What To Know: Rezolve’s stock jumped 25% following the positive announcement before pulling back, according to Benzinga Pro. Shares of Rezolve AI, which makes retail-focused large language models, were hovering just above $5 at last check.
Rezolve said it surpassed analyst expectations for the first half of 2025, reporting $6.3 million in revenue versus the $5.1 million consensus. Total revenue for the period was up more than 436% year-over-year. Gross profit margin also exceeded expectations, with Rezolve reporting 95.8% and beating the expected range of 60% to 70%.
The company raised its guidance for fiscal 2025 to a minimum of $150 million ARR exit rate after reporting $90 million in ARR year-to-date. Rezolve also guided for a $500 million ARR exit rate in 2026.
“Since the first half of 2025, we have doubled enterprise adoption, delivered SaaS margins among the very best in the industry, and secured a clear path to exit the year at or above $150 million ARR,” said CEO Daniel Wagner. “With our Brain Suite being Agentic Commerce ready and with the backing of partners like Microsoft and Google, we are at the forefront of the AI revolution.”

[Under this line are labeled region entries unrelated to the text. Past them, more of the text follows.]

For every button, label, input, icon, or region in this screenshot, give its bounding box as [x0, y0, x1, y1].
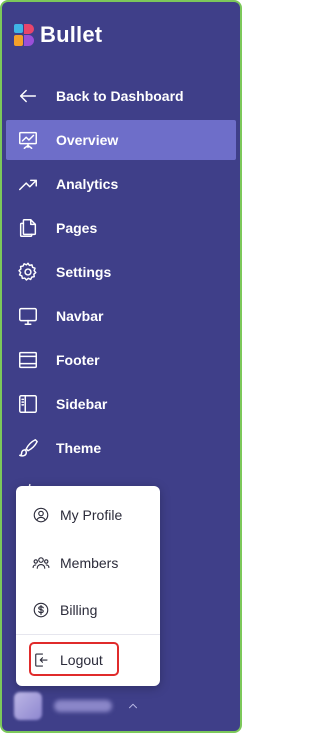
- nav-item-theme[interactable]: Theme: [2, 426, 240, 470]
- menu-item-my-profile[interactable]: My Profile: [16, 495, 160, 535]
- nav-item-settings[interactable]: Settings: [2, 250, 240, 294]
- nav-item-label: Pages: [56, 220, 98, 236]
- monitor-icon: [16, 304, 40, 328]
- chevron-up-icon: [126, 699, 140, 713]
- menu-item-label: Billing: [60, 602, 98, 618]
- pages-icon: [16, 216, 40, 240]
- nav-item-navbar[interactable]: Navbar: [2, 294, 240, 338]
- nav-item-label: Navbar: [56, 308, 104, 324]
- user-circle-icon: [32, 506, 50, 524]
- trending-up-icon: [16, 172, 40, 196]
- nav-item-label: Sidebar: [56, 396, 108, 412]
- nav-item-label: Settings: [56, 264, 112, 280]
- footer-layout-icon: [16, 348, 40, 372]
- username-blurred: [54, 700, 112, 712]
- menu-item-label: My Profile: [60, 507, 123, 523]
- nav-item-label: Back to Dashboard: [56, 88, 184, 104]
- menu-divider: [16, 634, 160, 635]
- nav-item-back-to-dashboard[interactable]: Back to Dashboard: [2, 74, 240, 118]
- brand-name: Bullet: [40, 22, 103, 47]
- arrow-left-icon: [16, 84, 40, 108]
- nav-item-sidebar[interactable]: Sidebar: [2, 382, 240, 426]
- nav-item-label: Theme: [56, 440, 102, 456]
- menu-item-members[interactable]: Members: [16, 543, 160, 583]
- brand-logo[interactable]: Bullet: [14, 22, 102, 48]
- account-switcher[interactable]: [14, 692, 140, 720]
- logout-highlight: [29, 642, 119, 676]
- nav-item-label: Analytics: [56, 176, 119, 192]
- nav-item-overview[interactable]: Overview: [6, 120, 236, 160]
- brush-icon: [16, 436, 40, 460]
- gear-icon: [16, 260, 40, 284]
- menu-item-label: Members: [60, 555, 119, 571]
- sidebar: Bullet Back to Dashboard Overview Analyt…: [0, 0, 242, 733]
- nav-item-label: Overview: [56, 132, 119, 148]
- sidebar-nav: Back to Dashboard Overview Analytics Pag…: [2, 74, 240, 514]
- presentation-chart-icon: [16, 128, 40, 152]
- account-menu: My Profile Members Billing Logout: [16, 486, 160, 686]
- dollar-circle-icon: [32, 601, 50, 619]
- users-icon: [32, 554, 50, 572]
- nav-item-pages[interactable]: Pages: [2, 206, 240, 250]
- avatar: [14, 692, 42, 720]
- nav-item-footer[interactable]: Footer: [2, 338, 240, 382]
- sidebar-layout-icon: [16, 392, 40, 416]
- nav-item-analytics[interactable]: Analytics: [2, 162, 240, 206]
- nav-item-label: Footer: [56, 352, 100, 368]
- menu-item-billing[interactable]: Billing: [16, 590, 160, 630]
- bullet-logo-icon: [14, 24, 34, 46]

Analyst have a consensus Buy rating on Rezolve with an average price target of $7.31, according to Benzinga data. Recent analyst changes include a price target increase from $4 to $9 by HC Wainwright & Co and a price target increase from $4.25 to $9 by Roth Capital.
RZLV Price Action: Rezolve AI shares were up 2.21%, trading at $5.08 at the time of publication on Wednesday, according to Benzinga Pro. The stock has traded within a 52-week range of $1.07 to $9.45.